Hurricanes follow the lead of ‘Mr. Game 7’

Wednesday’s rubber match against Washington will be Carolina captain Justin Williams’ ninth Game 7

Hurricanes captain Justin Williams, nicknamed Mr. Game 7, will play in his ninth such game in his NHL career Wednesday against the Capitals. His teams are 7-1 in the previous eight Game 7s in which he’s played. (Nick Wass / AP Photo)

RALEIGH — Mark Messier. Wayne Gretzky. Bobby Orr. Gordie Howe.

Take your pick — none of them have the Game 7 resume of Hurricanes captain Justin Williams.

Twenty-five years ago, Messier famously guaranteed victory for the Rangers in Game 6 of their Eastern Conference Final matchup with the New Jersey Devils, then notched a hat trick in the win and followed it up with an assist in a 2-1 Game 7 victory.

The Great One, Orr and Mr. Hockey are arguably the three greatest players to ever lace up skates, and Gretzky’s Game 7 credentials, in particular, are extremely good: six goals, six assists and 12 points in six Game 7s.

But there’s a reason Williams has earned the nickname Mr. Game 7.

“He’s been our leader, obviously, and you can’t say enough good things about what he’s done for the group,” said Hurricanes coach Rod Brind’Amour, a teammate of Williams when he had a goal and two assists in Game 7 of the Eastern Conference Final against Buffalo in 2006, and again 18 days later when Williams had the Cup-clinching empty-net goal in Game 7 against Edmonton.

“He lives for these moments.
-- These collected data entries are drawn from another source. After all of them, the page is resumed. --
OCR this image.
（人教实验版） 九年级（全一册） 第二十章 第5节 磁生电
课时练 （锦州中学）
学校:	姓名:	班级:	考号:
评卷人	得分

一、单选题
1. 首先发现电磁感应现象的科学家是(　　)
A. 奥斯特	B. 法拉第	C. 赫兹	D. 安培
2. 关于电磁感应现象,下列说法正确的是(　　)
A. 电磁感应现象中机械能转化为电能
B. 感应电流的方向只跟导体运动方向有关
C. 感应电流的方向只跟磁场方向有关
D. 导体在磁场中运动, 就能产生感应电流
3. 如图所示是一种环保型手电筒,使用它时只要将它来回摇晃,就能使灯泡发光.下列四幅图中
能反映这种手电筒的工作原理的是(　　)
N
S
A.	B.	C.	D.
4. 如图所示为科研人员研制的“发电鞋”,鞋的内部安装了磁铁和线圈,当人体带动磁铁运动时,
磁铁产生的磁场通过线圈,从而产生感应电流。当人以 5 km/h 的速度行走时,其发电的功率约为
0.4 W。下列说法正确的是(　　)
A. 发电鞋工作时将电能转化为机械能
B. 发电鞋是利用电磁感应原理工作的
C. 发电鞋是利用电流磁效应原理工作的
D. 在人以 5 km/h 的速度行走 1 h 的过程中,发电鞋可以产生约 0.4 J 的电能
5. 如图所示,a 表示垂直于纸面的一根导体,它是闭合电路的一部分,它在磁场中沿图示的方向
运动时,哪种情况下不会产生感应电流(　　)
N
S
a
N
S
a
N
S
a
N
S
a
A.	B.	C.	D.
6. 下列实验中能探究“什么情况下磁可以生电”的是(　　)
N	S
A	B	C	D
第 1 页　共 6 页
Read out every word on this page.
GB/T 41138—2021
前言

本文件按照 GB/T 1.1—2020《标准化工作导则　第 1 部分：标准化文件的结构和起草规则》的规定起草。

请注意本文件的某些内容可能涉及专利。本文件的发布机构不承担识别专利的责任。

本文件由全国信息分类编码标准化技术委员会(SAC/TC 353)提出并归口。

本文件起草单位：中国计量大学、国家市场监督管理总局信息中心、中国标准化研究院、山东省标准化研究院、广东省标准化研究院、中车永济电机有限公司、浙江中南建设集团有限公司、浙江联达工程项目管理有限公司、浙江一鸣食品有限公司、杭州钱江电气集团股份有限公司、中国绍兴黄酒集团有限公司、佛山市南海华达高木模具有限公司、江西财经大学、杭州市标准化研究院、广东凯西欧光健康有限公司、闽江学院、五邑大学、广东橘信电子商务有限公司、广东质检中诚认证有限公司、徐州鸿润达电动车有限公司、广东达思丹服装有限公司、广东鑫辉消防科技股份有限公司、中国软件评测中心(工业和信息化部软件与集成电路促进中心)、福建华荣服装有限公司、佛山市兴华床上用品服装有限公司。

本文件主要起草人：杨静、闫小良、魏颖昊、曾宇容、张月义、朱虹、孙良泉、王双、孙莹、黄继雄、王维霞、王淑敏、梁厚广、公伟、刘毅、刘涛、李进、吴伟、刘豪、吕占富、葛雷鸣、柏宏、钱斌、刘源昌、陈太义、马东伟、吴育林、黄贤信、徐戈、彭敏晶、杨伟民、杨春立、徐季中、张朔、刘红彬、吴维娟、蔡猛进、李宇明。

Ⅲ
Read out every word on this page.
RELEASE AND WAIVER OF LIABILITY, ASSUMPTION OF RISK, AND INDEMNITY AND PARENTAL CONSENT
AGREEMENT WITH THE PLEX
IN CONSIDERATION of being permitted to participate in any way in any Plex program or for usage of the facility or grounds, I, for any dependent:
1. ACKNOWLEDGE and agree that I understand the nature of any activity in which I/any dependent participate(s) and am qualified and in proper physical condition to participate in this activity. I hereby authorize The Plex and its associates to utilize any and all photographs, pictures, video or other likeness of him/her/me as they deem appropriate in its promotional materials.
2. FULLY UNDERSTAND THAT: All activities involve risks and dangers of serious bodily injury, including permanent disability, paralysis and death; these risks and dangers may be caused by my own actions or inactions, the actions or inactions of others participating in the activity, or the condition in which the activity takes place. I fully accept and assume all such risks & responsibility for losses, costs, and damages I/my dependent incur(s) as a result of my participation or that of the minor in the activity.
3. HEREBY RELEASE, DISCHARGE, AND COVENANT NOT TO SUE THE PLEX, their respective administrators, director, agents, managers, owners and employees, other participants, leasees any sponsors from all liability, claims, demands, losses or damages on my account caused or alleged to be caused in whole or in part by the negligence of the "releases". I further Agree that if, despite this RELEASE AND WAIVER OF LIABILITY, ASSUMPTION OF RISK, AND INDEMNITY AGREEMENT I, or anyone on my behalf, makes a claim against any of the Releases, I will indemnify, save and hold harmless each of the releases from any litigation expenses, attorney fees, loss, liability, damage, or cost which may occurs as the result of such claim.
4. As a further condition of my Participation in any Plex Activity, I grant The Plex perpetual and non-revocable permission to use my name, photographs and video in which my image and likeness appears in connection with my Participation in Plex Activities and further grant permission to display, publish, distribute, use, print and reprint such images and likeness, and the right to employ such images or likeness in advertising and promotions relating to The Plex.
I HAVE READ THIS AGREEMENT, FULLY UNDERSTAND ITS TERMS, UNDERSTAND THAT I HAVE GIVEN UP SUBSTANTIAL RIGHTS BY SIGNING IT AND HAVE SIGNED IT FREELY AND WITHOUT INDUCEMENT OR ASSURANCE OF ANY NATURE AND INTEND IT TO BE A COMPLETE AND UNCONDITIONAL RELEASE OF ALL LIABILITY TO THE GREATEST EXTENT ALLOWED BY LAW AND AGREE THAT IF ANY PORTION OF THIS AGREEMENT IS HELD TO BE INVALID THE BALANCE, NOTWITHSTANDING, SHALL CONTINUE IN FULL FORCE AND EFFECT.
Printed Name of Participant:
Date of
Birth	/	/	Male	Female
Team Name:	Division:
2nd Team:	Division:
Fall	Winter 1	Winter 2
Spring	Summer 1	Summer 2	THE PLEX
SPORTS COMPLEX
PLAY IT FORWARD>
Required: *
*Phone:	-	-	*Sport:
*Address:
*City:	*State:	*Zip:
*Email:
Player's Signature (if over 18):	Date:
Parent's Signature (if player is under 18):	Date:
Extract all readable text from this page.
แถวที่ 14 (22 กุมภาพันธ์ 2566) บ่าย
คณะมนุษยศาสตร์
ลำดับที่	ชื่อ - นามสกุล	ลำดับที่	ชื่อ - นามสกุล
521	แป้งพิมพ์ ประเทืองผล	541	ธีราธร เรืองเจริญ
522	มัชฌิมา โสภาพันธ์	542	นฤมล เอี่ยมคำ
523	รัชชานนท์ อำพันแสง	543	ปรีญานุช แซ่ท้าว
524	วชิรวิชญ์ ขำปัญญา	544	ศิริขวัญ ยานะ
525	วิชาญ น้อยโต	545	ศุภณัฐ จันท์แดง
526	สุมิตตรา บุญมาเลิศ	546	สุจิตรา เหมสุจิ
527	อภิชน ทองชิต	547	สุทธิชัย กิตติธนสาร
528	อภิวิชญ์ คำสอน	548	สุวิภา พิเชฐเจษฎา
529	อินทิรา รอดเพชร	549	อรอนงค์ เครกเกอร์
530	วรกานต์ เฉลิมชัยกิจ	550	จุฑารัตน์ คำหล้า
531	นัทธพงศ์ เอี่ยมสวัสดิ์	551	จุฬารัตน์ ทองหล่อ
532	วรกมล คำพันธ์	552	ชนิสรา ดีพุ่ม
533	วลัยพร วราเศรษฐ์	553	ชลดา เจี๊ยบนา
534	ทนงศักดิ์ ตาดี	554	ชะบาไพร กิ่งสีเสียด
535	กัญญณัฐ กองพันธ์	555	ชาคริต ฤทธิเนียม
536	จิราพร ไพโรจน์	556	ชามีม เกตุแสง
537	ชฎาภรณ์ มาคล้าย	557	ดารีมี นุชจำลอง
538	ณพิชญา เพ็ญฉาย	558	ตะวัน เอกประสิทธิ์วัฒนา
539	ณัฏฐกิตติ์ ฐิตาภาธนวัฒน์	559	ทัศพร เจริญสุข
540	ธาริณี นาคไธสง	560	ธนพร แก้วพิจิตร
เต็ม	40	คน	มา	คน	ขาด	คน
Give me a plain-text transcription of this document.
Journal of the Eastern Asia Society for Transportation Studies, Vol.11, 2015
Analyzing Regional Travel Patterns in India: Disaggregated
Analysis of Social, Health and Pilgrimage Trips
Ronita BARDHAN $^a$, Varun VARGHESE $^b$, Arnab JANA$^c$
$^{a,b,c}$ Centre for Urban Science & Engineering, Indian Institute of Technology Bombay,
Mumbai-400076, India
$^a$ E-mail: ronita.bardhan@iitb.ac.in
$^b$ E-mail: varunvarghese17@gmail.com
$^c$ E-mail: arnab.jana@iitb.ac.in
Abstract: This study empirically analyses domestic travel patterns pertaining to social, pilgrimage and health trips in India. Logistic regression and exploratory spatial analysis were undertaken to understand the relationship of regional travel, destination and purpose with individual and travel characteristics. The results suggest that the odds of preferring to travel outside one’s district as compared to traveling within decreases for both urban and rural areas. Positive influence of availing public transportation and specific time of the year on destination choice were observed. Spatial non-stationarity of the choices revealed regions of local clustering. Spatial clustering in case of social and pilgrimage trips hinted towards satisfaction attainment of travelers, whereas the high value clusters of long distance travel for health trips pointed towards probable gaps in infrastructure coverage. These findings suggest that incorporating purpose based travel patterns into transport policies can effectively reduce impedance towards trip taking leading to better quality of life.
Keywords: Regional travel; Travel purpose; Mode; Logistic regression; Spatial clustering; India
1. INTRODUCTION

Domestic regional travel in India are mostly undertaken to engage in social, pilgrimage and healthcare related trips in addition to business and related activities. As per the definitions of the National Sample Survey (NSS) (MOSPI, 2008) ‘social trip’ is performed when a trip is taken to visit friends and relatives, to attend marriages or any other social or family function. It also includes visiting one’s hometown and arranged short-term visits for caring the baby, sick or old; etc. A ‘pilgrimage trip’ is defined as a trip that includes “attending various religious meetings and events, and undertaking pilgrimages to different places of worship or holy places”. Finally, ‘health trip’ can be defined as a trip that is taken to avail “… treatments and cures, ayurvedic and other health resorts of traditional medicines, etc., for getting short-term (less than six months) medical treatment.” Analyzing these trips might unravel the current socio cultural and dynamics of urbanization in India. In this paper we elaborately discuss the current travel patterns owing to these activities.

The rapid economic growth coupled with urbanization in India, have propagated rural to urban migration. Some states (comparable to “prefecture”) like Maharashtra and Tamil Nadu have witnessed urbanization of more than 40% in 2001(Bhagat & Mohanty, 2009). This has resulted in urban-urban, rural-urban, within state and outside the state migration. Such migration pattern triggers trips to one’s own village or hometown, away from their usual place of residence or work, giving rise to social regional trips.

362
Everyone lives for these moments, he’s just risen to the occasion. Everyone can have a couple games, but he’s done it for a long time. So obviously we’re hoping he’s got one more left in him.”

The Hurricanes need another clutch performance out of Williams after Carolina held serve at home Monday night and beat the defending Stanley Cup champion Washington Capitals, 5-2, to force Game 7 at Capital One Arena on Wednesday night.

It will be the ninth Game 7 of the first-year captain’s career, and he’ll face the team with which he suffered his only loss in the situation for which he has become synonymous — Washington, where he played two seasons but missed out on the Capitals finally getting over the hump and winning an elusive title last season.

Now he’s looking to make Washington the latest division winner to fall in this postseason’s topsy-turvy first round.

“You learn a lot about people when it’s win or go home, whether it’s us or them,” Williams said following Carolina’s Game 6 win.

Williams is one of four players on the Hurricanes roster to have won a Stanley Cup, with fellow Game 6 goal scorers Jordan Staal and Teuvo Teravainen, and defenseman Trevor van Riemsdyk — playing arguably his best hockey in two seasons in Raleigh — helping lead the way for the young Hurricanes.

“There are guys that have been there, and it’s kind of the yin and the yang,” Brind’Amour said. “We’ve got guys that’ve been there, and we’ve got guys that have not even sniffed it. And those guys that have done it before, we rely a lot on. … They all help. They get it. And it’s leaking through the whole room, and I think that’s why we’re still playing right now.”

It permeates from no one more than Williams, the lone “graybeard” in a locker room of fresh faces who may or may not be able to grow playoff facial hair.

His teammates know.

“I haven’t played in one of those before at any level,” said Jordan Martinook, who played Game 6 on one good leg after being hurt in Game 4. “So, take some learning from Mr. Game 7, but we’re going to put our best foot forward and see where it takes us.”

His coach knows.

“I think he just lives for these moments,” Brind’Amour said on Tuesday. “He gets it that there’s so many games in your career that you play, and there’s only a certain amount that actually mean something and that you can remember.

“These Game 7s are those. Game 6 (Monday) was our Game 7 up to that point, and we had to have it. And we gotta have another one.”

His opponents and the rest of the hockey universe know.

“We know he’s going to show up,” Washington goalie Braden Holtby said ahead of the Capitals loss to Pittsburgh in 2015, Williams’ only Game 7 blemish, “but we can’t lean on him too much. We need to have the full group if we’re going to have success.”

It’s advice the Hurricanes will need to follow because Williams — regardless of how heroic he can be — won’t knock out the defending champs on his own.

Case in point: The last time Carolina was in a Game 7, it took 35-year-old veteran Scott Walker scoring his first career playoff goal to lead the Hurricanes past the Bruins. That improved the Hurricanes’ record in Game 7s to 4-0.

That was Carolina’s last playoff win — until this series.

And now Williams — who was gone to Los Angeles by then, on a path to winning his second and third Cup, along with a Conn Smythe Trophy — is back where the legend began. In the twilight of his career, he is trying to — along with his coach, former teammate and friend — teach a new generation of Hurricanes how to win.

“Sometimes it’s just one team that’s win or go home. Now it’s both of them,” Williams said. “We’re just happy to play another game.”